Tesco has predicted average rises of 5 per cent – with much bigger increases feared on some meats – and is stockpiling non-fresh food, to prepare for disruptions to supplies.
But Mr Raab said he was “not concerned” about the impact on shoppers, arguing higher tariffs were “a very minor proportion of what goes into food prices” and 50 per cent of supplies were domestic.
Any price hikes would be “very much at the margin” and other future free trade deals would create “opportunities in other areas to reduce food prices over the medium term”, the Foreign Secretary argued.
“We've got quite diverse food supply food supply chains,” Mr Raab told BBC Breakfast, adding: “I'm not concerned about either the supermarket cupboards running bare, or the cost of food prices.
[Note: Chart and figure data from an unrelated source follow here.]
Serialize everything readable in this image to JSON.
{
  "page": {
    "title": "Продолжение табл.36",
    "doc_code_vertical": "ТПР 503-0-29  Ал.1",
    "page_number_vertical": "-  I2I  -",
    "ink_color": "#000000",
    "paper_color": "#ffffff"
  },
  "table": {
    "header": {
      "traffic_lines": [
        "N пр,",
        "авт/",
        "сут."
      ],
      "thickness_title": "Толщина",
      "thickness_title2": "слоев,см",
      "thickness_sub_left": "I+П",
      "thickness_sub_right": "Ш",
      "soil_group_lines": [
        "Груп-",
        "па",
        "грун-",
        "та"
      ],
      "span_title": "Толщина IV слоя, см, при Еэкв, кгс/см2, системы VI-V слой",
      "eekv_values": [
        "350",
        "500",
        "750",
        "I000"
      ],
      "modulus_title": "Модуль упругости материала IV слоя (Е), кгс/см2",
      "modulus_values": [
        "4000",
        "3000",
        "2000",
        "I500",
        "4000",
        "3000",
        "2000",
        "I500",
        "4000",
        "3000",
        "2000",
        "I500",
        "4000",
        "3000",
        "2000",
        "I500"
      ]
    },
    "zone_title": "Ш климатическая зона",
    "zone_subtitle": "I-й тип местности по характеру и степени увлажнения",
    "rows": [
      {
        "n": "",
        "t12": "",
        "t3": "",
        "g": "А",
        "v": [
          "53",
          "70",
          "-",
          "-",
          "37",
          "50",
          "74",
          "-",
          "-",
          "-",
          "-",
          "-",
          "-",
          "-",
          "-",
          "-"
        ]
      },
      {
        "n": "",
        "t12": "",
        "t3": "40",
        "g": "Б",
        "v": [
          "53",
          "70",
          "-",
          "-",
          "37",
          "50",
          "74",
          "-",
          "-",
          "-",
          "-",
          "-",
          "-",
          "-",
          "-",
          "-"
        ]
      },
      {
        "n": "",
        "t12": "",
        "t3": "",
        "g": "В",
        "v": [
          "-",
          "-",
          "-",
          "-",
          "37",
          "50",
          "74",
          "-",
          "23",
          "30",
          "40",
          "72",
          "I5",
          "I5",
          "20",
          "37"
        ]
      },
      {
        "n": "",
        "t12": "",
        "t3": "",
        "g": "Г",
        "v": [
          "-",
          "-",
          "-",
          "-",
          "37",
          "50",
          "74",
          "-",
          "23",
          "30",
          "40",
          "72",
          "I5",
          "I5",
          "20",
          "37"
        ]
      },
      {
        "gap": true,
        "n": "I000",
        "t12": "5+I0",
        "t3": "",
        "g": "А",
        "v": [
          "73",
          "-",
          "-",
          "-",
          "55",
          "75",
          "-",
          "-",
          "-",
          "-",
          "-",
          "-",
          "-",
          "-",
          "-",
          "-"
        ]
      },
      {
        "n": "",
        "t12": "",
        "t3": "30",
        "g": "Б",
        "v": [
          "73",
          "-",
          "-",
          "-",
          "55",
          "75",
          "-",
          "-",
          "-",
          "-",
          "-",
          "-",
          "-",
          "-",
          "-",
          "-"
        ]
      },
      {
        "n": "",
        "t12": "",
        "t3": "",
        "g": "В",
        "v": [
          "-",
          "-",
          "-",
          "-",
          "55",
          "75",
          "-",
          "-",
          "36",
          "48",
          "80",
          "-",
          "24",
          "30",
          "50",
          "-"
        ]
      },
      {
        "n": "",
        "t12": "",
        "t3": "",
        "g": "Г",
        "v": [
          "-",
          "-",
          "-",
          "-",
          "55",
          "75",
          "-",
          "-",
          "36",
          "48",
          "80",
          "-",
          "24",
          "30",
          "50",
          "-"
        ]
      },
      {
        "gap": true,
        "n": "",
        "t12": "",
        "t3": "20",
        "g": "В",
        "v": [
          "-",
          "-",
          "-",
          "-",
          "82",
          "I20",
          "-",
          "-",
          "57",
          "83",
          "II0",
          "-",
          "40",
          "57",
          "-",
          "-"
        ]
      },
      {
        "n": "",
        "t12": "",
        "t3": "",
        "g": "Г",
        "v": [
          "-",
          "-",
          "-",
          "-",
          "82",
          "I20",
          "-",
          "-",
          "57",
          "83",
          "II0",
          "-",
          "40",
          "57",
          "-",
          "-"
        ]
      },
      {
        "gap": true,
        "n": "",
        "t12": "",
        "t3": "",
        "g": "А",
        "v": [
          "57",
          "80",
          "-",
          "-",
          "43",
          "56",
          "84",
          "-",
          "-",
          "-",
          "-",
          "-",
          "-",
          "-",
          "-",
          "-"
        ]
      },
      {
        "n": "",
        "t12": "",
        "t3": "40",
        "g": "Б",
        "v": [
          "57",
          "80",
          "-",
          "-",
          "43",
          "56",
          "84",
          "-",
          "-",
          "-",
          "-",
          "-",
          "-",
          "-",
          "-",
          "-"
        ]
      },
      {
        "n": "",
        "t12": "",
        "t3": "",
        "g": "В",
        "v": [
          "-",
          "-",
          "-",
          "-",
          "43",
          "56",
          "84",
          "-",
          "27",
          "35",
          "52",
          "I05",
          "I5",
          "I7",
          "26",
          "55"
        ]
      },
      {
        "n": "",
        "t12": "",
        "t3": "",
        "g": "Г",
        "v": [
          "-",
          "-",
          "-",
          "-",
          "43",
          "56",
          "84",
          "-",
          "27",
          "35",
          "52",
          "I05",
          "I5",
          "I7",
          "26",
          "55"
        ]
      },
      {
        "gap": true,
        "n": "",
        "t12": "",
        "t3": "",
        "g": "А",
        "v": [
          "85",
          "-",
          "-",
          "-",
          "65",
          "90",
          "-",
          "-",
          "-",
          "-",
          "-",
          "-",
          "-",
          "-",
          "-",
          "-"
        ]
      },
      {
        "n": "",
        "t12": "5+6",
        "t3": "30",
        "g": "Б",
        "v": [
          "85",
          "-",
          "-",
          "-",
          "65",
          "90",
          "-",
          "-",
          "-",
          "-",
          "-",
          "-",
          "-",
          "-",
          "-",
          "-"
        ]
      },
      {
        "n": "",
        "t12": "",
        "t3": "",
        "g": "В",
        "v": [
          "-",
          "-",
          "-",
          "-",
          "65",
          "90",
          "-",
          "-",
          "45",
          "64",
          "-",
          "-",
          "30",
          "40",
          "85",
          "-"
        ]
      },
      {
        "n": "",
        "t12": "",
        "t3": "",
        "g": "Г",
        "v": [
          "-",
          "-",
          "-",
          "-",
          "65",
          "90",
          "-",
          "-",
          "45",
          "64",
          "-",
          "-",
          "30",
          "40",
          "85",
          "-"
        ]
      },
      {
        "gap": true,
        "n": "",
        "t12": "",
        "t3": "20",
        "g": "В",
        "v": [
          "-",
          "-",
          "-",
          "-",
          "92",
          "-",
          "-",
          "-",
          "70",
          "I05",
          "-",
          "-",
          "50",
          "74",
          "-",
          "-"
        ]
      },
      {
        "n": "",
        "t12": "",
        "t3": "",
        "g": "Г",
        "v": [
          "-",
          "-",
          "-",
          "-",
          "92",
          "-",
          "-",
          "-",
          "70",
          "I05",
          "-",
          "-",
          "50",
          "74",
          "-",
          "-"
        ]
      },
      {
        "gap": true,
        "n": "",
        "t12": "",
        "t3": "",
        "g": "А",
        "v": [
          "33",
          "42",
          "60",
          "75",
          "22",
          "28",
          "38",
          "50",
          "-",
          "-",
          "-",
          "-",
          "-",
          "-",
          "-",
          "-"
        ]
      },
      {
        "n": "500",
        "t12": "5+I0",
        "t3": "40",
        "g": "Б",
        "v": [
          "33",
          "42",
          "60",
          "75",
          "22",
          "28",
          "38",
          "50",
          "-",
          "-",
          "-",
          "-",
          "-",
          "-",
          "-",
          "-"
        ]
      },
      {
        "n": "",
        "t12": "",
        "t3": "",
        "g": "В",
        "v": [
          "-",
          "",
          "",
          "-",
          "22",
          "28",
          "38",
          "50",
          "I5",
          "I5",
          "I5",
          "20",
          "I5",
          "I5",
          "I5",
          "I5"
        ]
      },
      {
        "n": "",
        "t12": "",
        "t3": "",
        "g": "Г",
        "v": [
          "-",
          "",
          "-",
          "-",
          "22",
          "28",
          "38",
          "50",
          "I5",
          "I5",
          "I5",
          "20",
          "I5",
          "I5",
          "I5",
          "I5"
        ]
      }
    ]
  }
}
“Equally, there will be some bumps along the road if we don't get the free trade deal – that's the inevitable consequence of change – but we'll be well braced and well prepared to deal with those.”
On Tesco’s warning of 5 per cent price hikes, he said: “I don't think that's the figure that we recognise” – but failed to provide a different one.
Carrying on into next week – with deadline of 31 December for crashing out of the transition period then little more than two weeks away – was “unlikely, but I can't rule anything out”.
Later, in a separate interview, the Foreign Secretary called Sunday “a moment of finality”, but denied it was a firm cut-off date – adding one could “never say never”.
He also revealed he had not spoken to the prime minister since he returned from the Brussels dinner, despite being his deputy and being sent out for morning interviews.
The talks remained mired in deep disagreements over fair competition rules, fishing rights and how to police any deal, despite months of negotiations.
Ms von der Leyen said the two sides were still “far apart”, while Downing Street said “very large gaps remain”.
In no-compromise comments, Mr Raab vowed the UK would not “sacrifice” its ability to control fishing waters and laws on standards to achieve a trade deal with the EU.
“No other country would accept that and nor would the EU in terms of its dealings with third countries,” he said – insisting the UK had shown “pragmatism” during the negotiations.
“On the fisheries, we've accepted that there needs to be some sort of transitional period but we must be able to control access to our own waters,” Mr Raab said.
Insisting the UK was “not going to be treated...in a way that no other country would accept,” he added: “It's about some basic respect for democratic principles.”